General language Capability Evaluation Framework for Large Language Models

Natural Language Proficiency

This dimension evaluates both the foundational and advanced language abilities of large models. Basic abilities include tasks such as free Q&A, cross-language translation, content summarization and generation, multi-round dialogue, instruction following, and logical reasoning. Advanced abilities focus on scenario simulation and role-playing, which test the model's capacity to understand human roles and emotions and respond appropriately in complex, context-rich situations.

Disciplinary Expertise

This dimension measures a model's ability to comprehend and solve subject-specific academic problems.

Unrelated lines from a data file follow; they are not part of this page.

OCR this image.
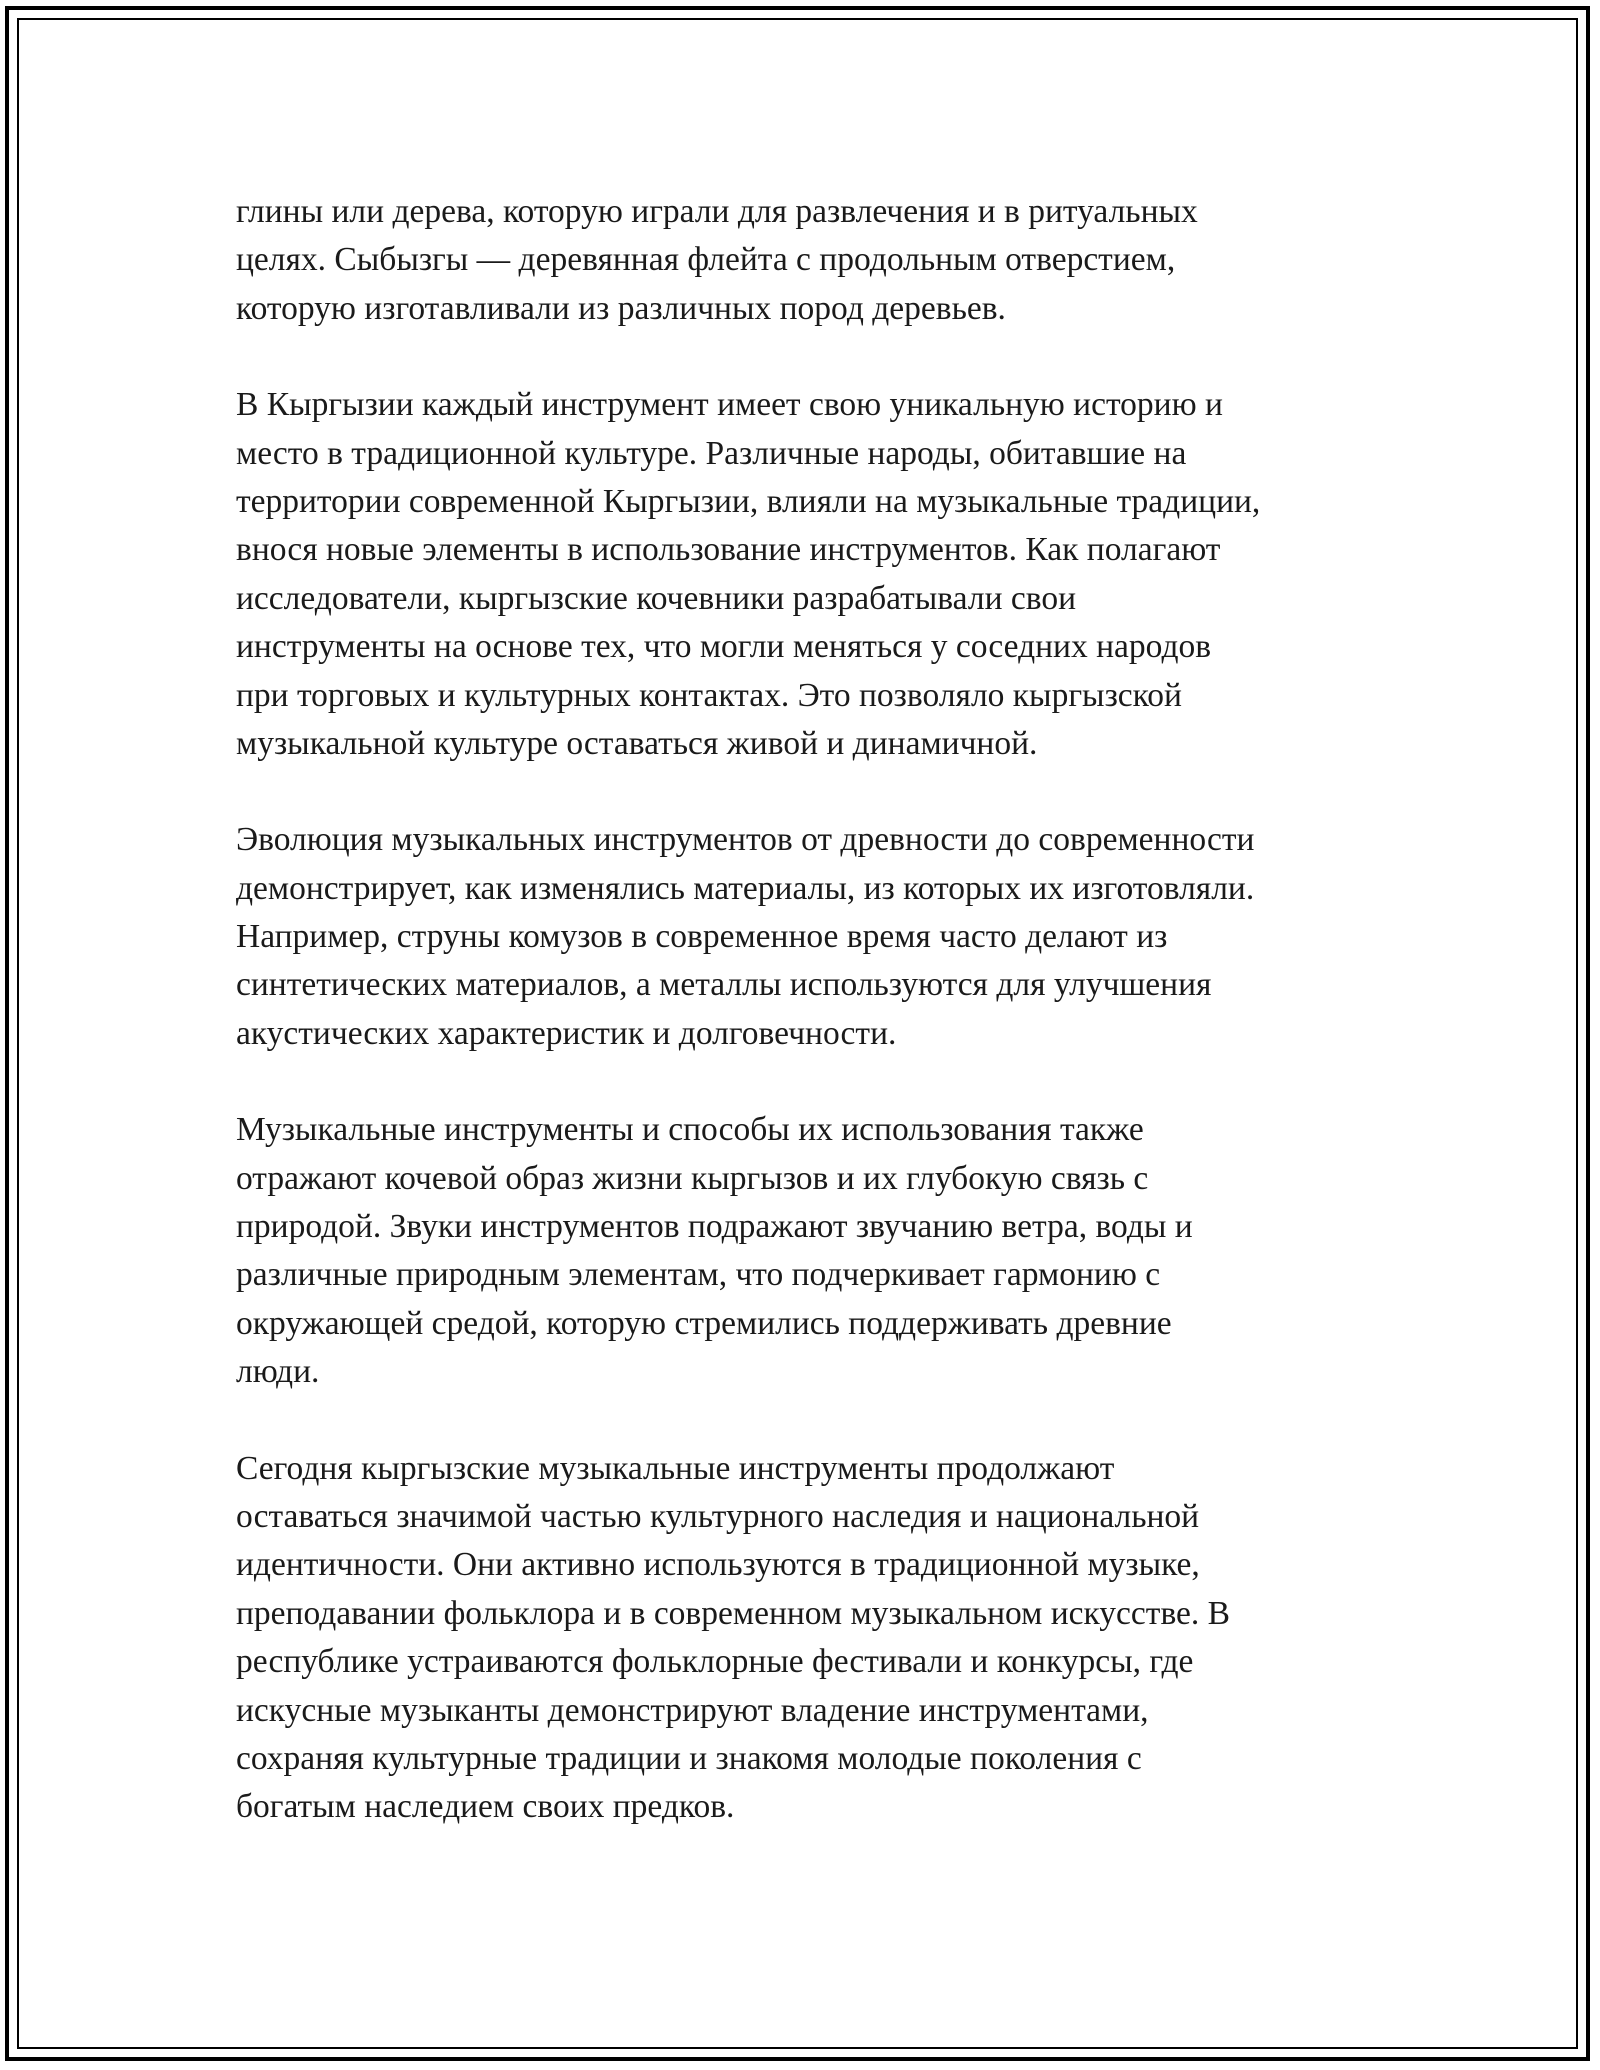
глины или дерева, которую играли для развлечения и в ритуальных
целях. Сыбызгы — деревянная флейта с продольным отверстием,
которую изготавливали из различных пород деревьев.
В Кыргызии каждый инструмент имеет свою уникальную историю и
место в традиционной культуре. Различные народы, обитавшие на
территории современной Кыргызии, влияли на музыкальные традиции,
внося новые элементы в использование инструментов. Как полагают
исследователи, кыргызские кочевники разрабатывали свои
инструменты на основе тех, что могли меняться у соседних народов
при торговых и культурных контактах. Это позволяло кыргызской
музыкальной культуре оставаться живой и динамичной.
Эволюция музыкальных инструментов от древности до современности
демонстрирует, как изменялись материалы, из которых их изготовляли.
Например, струны комузов в современное время часто делают из
синтетических материалов, а металлы используются для улучшения
акустических характеристик и долговечности.
Музыкальные инструменты и способы их использования также
отражают кочевой образ жизни кыргызов и их глубокую связь с
природой. Звуки инструментов подражают звучанию ветра, воды и
различные природным элементам, что подчеркивает гармонию с
окружающей средой, которую стремились поддерживать древние
люди.
Сегодня кыргызские музыкальные инструменты продолжают
оставаться значимой частью культурного наследия и национальной
идентичности. Они активно используются в традиционной музыке,
преподавании фольклора и в современном музыкальном искусстве. В
республике устраиваются фольклорные фестивали и конкурсы, где
искусные музыканты демонстрируют владение инструментами,
сохраняя культурные традиции и знакомя молодые поколения с
богатым наследием своих предков.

It covers both secondary school level subjects—such as mathematics, physics, chemistry, biology, history, and geography—and college level disciplines, including mathematics, physics, chemistry, computer science, biology, management, law, medicine, and psychology.

Safety and Responsibility

This dimension assesses the model's effectiveness in avoiding the generation of harmful or unethical content, ensuring its outputs align with legal and moral standards. It includes evaluation against explicit malicious prompts involving dangerous topics, crimes and illegal activities, physical harm, mental health, privacy violations, ethics and morality, bias and discrimination, and unqualified advice. It also tests the model's defenses against camouflaged malicious prompts such as goal hijacking, villain-playing, reverse abduction, and creative manipulation, which attempt to bypass safety mechanisms through deceptive input strategies.